Speaker Chopp says he hopes the Legislature will take a similar approach as it did when Referendum 51, a big transportation funding package, failed in 2002. The next year, the Legislature cut the package in half, focused it, and passed it without a vote of the people. "The same dynamic will happen on education. This is just as needy, if not more so," he predicts. While Chopp won't talk about what would be in such a package, it's easy to imagine. In 2000, the voters passed initiatives mandating lower class sizes and higher teacher pay, but the measures did not include any funding—passing new taxes to pay for them in the Legislature would provide at least some political cover for the Democrats. There is also a clamor to pay for the cost of the many new students—the state is experiencing a baby boomlet of college-aged people—who want to enroll in the state's four-year colleges. That again would seem like an expense the public would support. Says Chopp, "We have started talking about prioritizing our bills—how to push them forward to reflect our agenda and support programs the public supports."

Republicans don't share Chopp's sense of optimism about education specifically or the coming session in general. GOP strategist Dave Mortenson says, "The most difficult times in Olympia are when one party controls all three houses.
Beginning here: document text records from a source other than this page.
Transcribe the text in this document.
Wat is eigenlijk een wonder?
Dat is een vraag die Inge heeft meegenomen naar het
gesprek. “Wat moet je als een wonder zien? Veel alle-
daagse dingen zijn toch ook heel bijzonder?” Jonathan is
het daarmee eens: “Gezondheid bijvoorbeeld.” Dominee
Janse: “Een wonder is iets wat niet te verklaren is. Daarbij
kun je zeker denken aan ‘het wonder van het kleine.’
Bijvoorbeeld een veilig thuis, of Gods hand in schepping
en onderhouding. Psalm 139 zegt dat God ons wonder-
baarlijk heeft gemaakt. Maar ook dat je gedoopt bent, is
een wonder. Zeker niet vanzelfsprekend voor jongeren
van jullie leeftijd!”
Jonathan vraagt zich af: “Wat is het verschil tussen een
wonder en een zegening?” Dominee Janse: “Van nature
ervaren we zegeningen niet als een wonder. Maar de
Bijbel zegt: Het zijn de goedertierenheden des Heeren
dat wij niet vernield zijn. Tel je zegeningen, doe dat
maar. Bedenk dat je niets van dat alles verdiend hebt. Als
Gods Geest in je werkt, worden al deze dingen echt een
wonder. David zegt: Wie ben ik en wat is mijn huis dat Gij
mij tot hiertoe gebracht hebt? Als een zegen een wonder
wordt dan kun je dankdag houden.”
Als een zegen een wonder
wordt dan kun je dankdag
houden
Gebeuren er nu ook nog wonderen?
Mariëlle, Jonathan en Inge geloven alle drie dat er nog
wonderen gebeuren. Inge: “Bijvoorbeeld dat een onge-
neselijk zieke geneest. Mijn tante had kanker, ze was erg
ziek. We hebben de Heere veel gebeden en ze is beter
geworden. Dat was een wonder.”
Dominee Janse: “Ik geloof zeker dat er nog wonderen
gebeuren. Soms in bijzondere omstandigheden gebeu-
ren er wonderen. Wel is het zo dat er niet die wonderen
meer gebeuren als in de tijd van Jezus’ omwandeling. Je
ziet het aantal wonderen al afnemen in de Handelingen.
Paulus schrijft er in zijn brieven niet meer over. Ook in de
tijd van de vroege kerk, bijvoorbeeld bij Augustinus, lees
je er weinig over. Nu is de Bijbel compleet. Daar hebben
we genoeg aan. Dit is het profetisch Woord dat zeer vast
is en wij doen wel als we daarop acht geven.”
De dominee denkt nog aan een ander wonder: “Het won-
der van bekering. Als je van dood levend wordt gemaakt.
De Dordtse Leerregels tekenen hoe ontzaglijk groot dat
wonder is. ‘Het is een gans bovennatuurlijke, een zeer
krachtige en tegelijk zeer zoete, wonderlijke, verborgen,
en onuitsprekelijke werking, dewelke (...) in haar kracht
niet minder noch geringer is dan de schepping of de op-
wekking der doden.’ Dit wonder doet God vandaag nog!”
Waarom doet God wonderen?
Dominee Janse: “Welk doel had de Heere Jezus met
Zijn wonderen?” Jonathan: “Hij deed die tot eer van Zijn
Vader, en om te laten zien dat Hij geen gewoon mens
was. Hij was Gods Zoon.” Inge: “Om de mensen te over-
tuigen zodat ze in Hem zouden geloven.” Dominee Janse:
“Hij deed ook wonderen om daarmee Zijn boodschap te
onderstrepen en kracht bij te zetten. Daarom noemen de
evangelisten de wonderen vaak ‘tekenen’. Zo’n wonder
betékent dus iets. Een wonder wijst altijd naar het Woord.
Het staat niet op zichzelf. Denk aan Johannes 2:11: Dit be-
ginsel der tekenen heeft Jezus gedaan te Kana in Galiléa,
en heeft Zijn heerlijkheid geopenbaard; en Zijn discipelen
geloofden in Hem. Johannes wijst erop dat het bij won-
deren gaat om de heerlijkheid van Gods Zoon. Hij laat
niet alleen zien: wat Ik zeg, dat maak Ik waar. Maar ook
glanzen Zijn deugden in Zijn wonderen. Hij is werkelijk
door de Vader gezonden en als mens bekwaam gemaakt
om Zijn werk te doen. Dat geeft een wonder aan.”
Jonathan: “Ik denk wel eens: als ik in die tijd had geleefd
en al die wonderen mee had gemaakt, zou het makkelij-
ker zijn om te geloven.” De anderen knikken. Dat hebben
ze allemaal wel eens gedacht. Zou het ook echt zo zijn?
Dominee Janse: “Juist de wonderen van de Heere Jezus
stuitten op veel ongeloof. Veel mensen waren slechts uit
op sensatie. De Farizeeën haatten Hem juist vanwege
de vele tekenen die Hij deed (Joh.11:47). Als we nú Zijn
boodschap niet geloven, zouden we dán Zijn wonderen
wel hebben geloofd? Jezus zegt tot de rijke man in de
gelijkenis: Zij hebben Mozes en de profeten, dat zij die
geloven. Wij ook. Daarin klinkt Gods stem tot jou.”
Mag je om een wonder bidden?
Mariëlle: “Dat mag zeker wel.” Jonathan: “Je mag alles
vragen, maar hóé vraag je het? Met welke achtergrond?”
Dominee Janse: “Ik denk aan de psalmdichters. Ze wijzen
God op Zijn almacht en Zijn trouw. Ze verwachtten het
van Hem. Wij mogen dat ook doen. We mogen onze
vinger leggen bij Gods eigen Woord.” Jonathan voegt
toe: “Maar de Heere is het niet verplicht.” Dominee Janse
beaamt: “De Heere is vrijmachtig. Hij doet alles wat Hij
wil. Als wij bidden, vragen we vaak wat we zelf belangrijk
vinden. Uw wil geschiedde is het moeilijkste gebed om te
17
You no longer have a loyal opposition. You have inflated egos. The position of the parties is often easier to deal with than the differences of personality. That's when it gets nasty."

So come May or June—the legislative session is supposed to last 105 days, ending on April 24, but nobody thinks it will be over that soon—many Democrats may be wondering why they wanted to control this mess anyway. By then, the GOP hopes to have a palliative for the Democrats' pain from a heavy crown: a new Gov. Rossi.